DRM, ces 3 lettres que tout le monde devrait connaître

Combien d’entre-vous connaissent l’acronyme DRM pour Digital Right Management ? Pas beaucoup je parie. Et pourtant, au même titre que le réchauffement planétaire, les délocalisations industrielles, ces 3 lettres font partie d’un enjeu mondial, et concernent plus particulièrement nos libertés individuelles. Rien que ça. C’est pourquoi ce qui suit est une tentative de vulgarisation et de simplification du sujet, car il a tendance à devenir rapidement très (trop) technique, mais n’en touche pas néanmoins le coeur de nos sociétés. Après cela suit une présentation de ce qui est l’alternative la plus crédible aujourd’hui aux DRM, l’open source et en particulier Ubuntu.

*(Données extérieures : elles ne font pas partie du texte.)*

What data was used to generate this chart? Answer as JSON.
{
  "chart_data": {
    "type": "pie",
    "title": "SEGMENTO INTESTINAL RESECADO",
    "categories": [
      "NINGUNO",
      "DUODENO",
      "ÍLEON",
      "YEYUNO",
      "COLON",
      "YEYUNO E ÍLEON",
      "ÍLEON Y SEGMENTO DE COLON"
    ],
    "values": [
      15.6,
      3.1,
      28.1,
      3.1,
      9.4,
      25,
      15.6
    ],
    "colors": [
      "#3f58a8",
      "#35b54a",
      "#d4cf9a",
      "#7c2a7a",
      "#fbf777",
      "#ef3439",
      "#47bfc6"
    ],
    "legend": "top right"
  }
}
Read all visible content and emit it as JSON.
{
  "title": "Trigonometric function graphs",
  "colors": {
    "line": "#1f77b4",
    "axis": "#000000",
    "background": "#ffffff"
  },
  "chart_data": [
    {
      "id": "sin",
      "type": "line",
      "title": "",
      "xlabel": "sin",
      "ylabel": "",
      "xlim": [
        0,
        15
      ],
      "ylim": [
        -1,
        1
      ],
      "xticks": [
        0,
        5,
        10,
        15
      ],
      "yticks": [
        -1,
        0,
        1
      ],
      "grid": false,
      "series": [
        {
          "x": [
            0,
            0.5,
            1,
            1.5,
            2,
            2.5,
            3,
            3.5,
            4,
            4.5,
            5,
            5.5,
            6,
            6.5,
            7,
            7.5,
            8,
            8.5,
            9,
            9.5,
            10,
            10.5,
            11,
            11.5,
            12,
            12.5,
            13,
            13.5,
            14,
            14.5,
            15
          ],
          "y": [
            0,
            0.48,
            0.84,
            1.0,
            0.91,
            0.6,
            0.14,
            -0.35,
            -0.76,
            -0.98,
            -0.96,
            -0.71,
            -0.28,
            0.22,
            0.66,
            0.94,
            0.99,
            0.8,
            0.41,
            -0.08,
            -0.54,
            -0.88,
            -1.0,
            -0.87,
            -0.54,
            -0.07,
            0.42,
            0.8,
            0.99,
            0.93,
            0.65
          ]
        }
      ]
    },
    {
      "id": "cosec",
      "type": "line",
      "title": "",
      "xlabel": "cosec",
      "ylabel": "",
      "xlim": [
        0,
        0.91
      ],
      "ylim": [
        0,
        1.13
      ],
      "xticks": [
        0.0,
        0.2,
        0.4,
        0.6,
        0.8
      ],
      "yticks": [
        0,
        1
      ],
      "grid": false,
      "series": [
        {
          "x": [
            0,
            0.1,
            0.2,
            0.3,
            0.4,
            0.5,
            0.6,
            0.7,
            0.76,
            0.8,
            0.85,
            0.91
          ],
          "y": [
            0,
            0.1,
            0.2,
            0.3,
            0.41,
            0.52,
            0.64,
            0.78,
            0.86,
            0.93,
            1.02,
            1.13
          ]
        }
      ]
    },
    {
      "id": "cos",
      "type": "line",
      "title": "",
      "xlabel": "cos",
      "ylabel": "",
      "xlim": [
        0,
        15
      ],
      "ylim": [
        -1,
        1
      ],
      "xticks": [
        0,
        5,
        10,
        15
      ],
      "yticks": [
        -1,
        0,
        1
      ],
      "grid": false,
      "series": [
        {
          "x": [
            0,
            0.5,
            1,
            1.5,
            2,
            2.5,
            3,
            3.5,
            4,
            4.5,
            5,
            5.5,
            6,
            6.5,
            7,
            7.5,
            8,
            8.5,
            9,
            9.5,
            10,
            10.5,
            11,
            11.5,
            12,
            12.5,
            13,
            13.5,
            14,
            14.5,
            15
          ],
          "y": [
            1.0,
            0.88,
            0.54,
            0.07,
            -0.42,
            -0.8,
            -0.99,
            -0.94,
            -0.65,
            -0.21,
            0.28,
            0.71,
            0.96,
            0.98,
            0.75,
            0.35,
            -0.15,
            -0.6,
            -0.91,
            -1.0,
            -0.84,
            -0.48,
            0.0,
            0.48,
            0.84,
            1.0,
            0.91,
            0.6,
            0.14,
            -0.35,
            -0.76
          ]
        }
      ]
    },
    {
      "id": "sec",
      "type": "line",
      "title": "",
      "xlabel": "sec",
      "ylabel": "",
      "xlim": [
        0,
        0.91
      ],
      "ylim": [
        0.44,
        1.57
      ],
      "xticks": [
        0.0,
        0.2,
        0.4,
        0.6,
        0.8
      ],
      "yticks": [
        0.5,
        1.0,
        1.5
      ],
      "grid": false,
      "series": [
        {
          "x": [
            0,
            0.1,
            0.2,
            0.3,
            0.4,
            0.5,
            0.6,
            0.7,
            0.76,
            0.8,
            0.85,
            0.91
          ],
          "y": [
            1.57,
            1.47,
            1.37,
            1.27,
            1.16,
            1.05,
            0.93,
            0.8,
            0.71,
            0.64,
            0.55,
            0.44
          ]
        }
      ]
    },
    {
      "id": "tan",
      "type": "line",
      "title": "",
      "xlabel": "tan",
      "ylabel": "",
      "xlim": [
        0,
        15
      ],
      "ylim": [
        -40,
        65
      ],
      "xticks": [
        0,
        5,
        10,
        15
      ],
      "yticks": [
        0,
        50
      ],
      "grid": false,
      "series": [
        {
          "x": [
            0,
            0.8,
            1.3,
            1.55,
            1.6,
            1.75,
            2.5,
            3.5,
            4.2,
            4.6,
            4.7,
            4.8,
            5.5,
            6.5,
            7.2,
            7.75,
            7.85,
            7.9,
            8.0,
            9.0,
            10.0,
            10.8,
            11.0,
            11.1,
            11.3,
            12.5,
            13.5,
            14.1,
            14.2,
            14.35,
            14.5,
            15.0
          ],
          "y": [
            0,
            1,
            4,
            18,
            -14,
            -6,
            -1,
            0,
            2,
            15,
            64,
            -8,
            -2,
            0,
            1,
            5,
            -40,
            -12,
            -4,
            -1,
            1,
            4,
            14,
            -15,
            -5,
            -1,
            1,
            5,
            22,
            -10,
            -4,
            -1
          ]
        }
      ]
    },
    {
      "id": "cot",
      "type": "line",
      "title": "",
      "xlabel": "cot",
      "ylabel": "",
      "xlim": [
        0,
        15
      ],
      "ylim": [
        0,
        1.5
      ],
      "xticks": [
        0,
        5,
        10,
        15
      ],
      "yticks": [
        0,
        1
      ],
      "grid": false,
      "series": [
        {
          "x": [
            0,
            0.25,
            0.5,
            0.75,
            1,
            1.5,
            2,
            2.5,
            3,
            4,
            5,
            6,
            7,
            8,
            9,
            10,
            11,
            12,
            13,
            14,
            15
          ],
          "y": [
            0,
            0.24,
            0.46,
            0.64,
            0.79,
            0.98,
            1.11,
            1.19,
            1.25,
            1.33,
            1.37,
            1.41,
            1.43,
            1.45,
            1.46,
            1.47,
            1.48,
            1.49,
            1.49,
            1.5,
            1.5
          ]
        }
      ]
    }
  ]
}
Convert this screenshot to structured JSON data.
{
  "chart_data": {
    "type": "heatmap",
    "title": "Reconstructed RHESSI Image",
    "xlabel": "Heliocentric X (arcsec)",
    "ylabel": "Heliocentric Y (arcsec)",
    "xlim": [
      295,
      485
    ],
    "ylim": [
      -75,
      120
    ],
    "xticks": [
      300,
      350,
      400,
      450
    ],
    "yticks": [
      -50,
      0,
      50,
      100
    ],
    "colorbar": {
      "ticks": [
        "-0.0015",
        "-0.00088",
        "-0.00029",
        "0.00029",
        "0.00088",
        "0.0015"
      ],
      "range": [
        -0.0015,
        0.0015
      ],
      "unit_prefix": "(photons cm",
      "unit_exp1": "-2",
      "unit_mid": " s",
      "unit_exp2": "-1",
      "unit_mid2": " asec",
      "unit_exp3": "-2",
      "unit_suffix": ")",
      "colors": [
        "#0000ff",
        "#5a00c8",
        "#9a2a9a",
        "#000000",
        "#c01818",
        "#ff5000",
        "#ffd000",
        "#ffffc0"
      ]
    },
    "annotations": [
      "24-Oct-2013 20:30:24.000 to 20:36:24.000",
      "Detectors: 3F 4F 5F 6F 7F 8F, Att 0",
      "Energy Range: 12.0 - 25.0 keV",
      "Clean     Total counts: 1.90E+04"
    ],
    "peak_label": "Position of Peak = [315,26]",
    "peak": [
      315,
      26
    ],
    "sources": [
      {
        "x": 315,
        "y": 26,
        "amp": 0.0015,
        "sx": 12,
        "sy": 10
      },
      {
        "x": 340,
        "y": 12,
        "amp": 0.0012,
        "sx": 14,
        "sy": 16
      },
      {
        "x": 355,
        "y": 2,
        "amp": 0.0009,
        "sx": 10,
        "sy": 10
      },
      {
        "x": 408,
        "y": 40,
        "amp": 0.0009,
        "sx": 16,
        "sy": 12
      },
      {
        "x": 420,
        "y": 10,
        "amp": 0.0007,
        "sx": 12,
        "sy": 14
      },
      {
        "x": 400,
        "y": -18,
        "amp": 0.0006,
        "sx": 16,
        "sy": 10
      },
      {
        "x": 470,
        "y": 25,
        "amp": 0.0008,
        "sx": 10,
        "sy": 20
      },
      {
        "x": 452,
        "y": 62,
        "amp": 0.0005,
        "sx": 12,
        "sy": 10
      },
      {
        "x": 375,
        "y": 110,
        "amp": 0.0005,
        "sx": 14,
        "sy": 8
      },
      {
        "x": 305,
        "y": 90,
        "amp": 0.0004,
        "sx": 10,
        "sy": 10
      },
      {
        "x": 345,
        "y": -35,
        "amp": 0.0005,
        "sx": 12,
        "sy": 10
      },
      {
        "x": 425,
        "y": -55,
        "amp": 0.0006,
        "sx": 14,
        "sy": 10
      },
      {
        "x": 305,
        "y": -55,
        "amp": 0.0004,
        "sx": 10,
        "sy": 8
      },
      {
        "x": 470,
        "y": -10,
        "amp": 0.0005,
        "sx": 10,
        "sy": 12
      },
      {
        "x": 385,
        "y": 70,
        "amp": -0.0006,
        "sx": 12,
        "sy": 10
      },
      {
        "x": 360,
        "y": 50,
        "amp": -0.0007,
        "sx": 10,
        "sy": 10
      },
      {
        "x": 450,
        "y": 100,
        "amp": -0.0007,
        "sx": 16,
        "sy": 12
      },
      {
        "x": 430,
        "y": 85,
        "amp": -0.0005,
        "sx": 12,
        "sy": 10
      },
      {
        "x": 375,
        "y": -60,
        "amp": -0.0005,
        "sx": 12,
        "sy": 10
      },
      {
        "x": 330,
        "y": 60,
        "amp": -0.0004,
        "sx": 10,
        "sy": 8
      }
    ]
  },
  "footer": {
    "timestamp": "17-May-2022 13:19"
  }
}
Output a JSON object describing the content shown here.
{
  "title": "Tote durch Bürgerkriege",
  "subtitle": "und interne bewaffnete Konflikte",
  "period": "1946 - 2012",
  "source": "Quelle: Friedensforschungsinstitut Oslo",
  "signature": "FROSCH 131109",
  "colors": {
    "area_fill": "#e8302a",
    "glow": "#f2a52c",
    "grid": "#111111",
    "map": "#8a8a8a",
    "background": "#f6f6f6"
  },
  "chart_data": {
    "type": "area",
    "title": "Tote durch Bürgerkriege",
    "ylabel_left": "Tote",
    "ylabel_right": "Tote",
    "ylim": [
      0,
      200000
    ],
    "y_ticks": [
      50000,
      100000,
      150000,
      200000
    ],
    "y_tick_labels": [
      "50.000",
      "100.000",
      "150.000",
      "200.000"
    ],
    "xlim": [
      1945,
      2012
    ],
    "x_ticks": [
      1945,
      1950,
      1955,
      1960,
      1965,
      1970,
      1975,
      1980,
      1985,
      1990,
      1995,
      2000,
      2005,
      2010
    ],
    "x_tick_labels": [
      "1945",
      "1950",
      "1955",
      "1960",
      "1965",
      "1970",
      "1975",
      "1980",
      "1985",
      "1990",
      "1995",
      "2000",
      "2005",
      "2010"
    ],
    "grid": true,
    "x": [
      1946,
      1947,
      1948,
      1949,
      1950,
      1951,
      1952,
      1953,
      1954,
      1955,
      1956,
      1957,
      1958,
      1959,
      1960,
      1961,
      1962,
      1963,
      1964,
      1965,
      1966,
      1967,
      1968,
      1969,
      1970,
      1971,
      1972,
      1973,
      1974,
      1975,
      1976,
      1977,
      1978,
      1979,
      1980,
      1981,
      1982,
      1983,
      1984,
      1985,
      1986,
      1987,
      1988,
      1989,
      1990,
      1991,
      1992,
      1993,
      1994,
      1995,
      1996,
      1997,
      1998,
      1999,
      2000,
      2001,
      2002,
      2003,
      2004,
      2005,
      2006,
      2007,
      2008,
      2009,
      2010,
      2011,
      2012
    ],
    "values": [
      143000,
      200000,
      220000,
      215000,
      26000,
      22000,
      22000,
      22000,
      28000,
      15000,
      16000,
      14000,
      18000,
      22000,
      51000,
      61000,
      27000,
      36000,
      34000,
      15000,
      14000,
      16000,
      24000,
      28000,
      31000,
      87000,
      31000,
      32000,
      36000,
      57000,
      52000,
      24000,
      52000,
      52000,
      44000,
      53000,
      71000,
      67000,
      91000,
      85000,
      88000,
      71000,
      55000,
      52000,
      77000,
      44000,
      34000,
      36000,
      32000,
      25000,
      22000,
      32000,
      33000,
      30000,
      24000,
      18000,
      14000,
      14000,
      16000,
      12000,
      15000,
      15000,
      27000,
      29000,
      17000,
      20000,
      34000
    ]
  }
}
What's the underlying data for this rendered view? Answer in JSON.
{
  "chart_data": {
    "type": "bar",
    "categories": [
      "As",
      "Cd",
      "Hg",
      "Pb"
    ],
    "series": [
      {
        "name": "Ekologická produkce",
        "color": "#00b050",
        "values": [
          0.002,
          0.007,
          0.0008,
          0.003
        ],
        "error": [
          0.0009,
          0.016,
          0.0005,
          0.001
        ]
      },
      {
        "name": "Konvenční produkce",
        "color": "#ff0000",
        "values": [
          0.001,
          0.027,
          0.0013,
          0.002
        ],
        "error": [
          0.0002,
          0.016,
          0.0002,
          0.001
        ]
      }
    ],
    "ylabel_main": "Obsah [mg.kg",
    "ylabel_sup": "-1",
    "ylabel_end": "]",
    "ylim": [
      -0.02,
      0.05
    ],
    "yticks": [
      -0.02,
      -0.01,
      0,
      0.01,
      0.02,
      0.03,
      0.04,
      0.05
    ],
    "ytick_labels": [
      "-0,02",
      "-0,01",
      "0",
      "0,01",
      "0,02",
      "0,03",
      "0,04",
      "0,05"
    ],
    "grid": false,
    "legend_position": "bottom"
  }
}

Les DRM, mettez un policier dans votre moteur

Les DRM, c’est avant tout un concept. Une idée, une philosophie pourrait-on même dire, qui consiste à protéger une oeuvre. C’est un antivol du produit, rigoureusement identique à l’antivol agrafé sur vos habits avant de passer à la caisse, identique à l’antivol sur votre voiture.
J’écris « rigoureusement », mais c’est un raccourci mensonger, car c’est celui utilisé par les promoteurs des DRM : en effet, si cela ressemble à un antivol, il se trouve que c’est le fabriquant de votre voiture qui peut le désactiver ou suivre le chemin parcouru par votre voiture. Vous achetez votre voiture en espèces sonnantes et trébuchantes, mais elle ne vous appartient pas tout à fait, puisque l’antivol reste fermement implanté dans votre véhicule. Il pourrait tout à fait déclencher la sonnerie d’alarme à distance, si l’envie lui en prenant.

Les DRM sont le résultat de la révolution du numérique : tout est immatériel, et contrairement à l’achat d’un disque, vous n’avez aucun support physique. Un CD audio, une fois numérisé, peut aller d’une clé USB à votre ordinateur, en passant par votre baladeur mp3 ou votre chaîne hi-fi. Un DVD vidéo, une fois numérisé, se promène d’un disque dur à un autre, et parcours le monde entier en quelques clicks de souris. C’est la réponse apportée à la dématérialisation de la musique, la photo, la vidéo, ce qu’on appelle abusivement le multimédia. Auquel il faut ajouter les livres et les BD qui, bien que peu agréable à lire pour l’instant sur un écran, n’en sont pas moins touchés par l’inconsistance des nouveaux supports numériques.

Parce que n’importe quel individu peut numériser le dernier CD/DVD acheté, pour ensuite le transmettre à son cercle d’amis ou à la Terre entière par le biais du Peer-to-Peer (P2P), les entreprises qui détiennent les droits sur les oeuvres ont décidé que le meilleur moyen de contre-attaquer serait de coller un antivol sur les produits. Déjà à une époque, le zonage des DVD répondait à l’explosion des ventes de films sur ce nouveau support à travers le monde; pour éviter que certains ne voient le film avant sa sortie officielle dans leur pays, on a divisé le monde en plusieurs zones, où les lecteurs DVD ne pouvaient lire les films d’autres zones.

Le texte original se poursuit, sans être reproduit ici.